Par arrêté en date du 1er octobre 1889, le conseil municipal fixe à 16 mètres la future largeur de la voie pour les besoins de la circulation. Les questions foncières jouent un rôle majeur dans ce type d'opérations et différents échanges et ventes sont réalisés peu après. En décembre 1891, un acte intervient, notamment entre les Hospices et la Ville, pour la cession des maisons construites au n° 12 et 14 de la rue de la Charité, après d'âpres négociations [note]Idem Lyon, 922 Wp 24, Vente à la Ville de Lyon de deux maisons rue de la Charité n° 12 et 14 par les Hospices civils, rapport du voyer principal Charles Loizeau, 19 décembre 1891. La vente porte sur un terrain de 391 m2, vendu à la Ville de Lyon par les Hospices pour un montant de 136 850 F. . Ces parcelles seront acquises en mars 1892 par l'imprimeur Jevain pour le compte du Nouvelliste, afin de compléter les terrains achetés en 1889. Si le montant de cette dernière transaction ne nous est pas connu, en revanche, il est fait mention d'un acte de vente par voie d'échange avec la Ville de Lyon en mai 1893 touchant des reliquats de parcelles nécessaires à l'élargissement de la voie.

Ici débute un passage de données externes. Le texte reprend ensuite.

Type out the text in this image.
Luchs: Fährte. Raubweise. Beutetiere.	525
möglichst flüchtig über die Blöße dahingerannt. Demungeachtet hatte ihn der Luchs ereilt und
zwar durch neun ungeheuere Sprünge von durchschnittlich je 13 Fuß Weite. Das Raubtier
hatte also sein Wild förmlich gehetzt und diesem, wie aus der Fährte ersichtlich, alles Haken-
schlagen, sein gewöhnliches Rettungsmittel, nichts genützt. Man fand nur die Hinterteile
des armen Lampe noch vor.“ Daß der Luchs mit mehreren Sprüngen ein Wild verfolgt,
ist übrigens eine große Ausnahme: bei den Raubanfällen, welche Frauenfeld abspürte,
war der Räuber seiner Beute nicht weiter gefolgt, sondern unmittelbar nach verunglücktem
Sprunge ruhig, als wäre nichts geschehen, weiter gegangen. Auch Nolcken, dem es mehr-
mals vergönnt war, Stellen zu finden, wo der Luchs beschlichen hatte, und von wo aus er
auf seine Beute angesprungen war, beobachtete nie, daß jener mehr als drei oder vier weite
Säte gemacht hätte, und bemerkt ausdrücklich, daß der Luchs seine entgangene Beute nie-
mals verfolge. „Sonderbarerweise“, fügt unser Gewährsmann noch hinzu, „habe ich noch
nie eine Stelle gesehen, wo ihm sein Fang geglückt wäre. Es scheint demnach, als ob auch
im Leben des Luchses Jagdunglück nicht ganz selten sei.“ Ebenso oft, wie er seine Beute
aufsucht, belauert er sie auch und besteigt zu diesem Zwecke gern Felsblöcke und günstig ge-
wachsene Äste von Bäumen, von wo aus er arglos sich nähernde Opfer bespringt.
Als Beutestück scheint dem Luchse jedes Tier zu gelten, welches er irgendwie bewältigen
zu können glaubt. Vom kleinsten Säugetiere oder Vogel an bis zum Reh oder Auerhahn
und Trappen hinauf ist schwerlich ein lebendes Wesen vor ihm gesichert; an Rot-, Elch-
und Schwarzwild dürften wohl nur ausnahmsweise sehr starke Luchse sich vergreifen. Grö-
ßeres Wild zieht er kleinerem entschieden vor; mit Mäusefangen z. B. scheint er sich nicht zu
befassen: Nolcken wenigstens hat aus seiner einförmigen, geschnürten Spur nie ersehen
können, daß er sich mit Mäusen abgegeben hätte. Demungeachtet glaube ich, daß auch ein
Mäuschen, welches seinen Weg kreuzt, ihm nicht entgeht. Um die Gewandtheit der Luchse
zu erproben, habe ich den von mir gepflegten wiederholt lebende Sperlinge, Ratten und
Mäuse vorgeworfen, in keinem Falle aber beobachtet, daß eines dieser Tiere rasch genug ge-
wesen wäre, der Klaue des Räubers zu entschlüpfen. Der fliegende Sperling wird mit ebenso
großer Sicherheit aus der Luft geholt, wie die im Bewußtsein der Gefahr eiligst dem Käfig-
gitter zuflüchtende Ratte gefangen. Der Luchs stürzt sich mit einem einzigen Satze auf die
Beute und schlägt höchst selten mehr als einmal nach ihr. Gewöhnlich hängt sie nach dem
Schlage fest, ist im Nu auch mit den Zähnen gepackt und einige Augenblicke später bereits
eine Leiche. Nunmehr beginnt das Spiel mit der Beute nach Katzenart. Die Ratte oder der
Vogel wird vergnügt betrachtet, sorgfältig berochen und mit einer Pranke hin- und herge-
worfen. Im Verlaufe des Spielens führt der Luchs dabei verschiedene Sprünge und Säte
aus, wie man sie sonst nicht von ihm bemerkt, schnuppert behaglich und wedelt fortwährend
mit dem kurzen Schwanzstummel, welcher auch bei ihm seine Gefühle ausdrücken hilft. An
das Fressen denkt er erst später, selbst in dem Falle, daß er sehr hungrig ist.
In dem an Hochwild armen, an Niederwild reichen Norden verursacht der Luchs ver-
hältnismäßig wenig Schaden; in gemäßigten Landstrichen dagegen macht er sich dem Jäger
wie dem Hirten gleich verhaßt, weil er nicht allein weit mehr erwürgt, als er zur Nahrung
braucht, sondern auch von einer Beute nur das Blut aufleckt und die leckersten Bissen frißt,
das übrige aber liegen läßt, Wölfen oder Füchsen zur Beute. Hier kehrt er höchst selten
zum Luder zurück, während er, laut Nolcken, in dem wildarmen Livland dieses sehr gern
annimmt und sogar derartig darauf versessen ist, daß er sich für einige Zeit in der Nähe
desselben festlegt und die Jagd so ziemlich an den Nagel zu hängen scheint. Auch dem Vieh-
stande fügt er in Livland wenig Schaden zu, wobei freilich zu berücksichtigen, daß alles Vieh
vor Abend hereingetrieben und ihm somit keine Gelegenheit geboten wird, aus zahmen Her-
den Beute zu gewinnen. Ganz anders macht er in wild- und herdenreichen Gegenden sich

Alors que le Grand Hôtel Bellecour est reconstruit entre 1893 et 1895 à l'angle de la place et de la rue de la Charité par l'architecte Prosper Perrin, La Construction lyonnaise, publication alors très lue dans le milieu lyonnais des affaires, en appelle à la réalisation d'un projet plus vaste encore, par la destruction de l'hospice de la Charité et l'aménagement d'un quartier moderne [note] S. [anonyme], « Les nouveaux projets. Transformation du quartier de la Charité », La Construction lyonnaise, 16 décembre 1893. Ajoutons enfin que les îlots compris entre le Grand Hôtel Bellecour et la rue François-Dauphin (4, 6, 8, 10 rue de la Charité) sont reconstruits à partir de 1903 par l'architecte Augustin Chomel pour le compte de la Société civile immobilière lyonnaise (Archives municipales Lyon, 344 Wp 7). .

Un architecte lyonnais

La figure de l'architecte Joseph-Etienne Malaval (1842-1898), qui signe l'hôtel du Nouvelliste en 1893, demeure méconnue bien que celui-ci ait été le collaborateur privilégié de Clair Tisseur (1827-1895) auquel il succède en 1877 [note]Les principales sources imprimées concernant Malaval sont les suivantes : Marius Audin et Eugène Vial, Dictionnaire des artistes et ouvriers d'art du Lyonnais, Paris, Bibliothèque d'art et d'archéologie, 1918-1919; Léon Charvet, Architectes [...], Lyon, Bernoux et Cumin, 1899 ; « Nécrologie M.J. Malaval », La Construction lyonnaise, 1er février 1898, n° 3, p. 34. . Elève de l'Ecole de La Martinière et de l'Ecole des Beaux-Arts de Lyon, Malaval achève en particulier la flèche de l'église du Bon Pasteur (1874) et celle de l'église Sainte-Blandine (1888), toutes deux construites à Lyon par Tisseur, et mène, pour le même architecte, le chantier de l'église d'Orliénas (1883, Rhône). On relève encore la restauration de l'église Saint-Nicolas de Givors (Rhône) et l'église de Chasse-sur-Rhône (Isère), en 1889, dont les lignes romanes font écho aux oeuvres de son maître, qu'il s'agisse de l'église Saint-Claude de Tassin-la-Demi-Lune (Rhône) ou encore de celle de Brignais (Rhône).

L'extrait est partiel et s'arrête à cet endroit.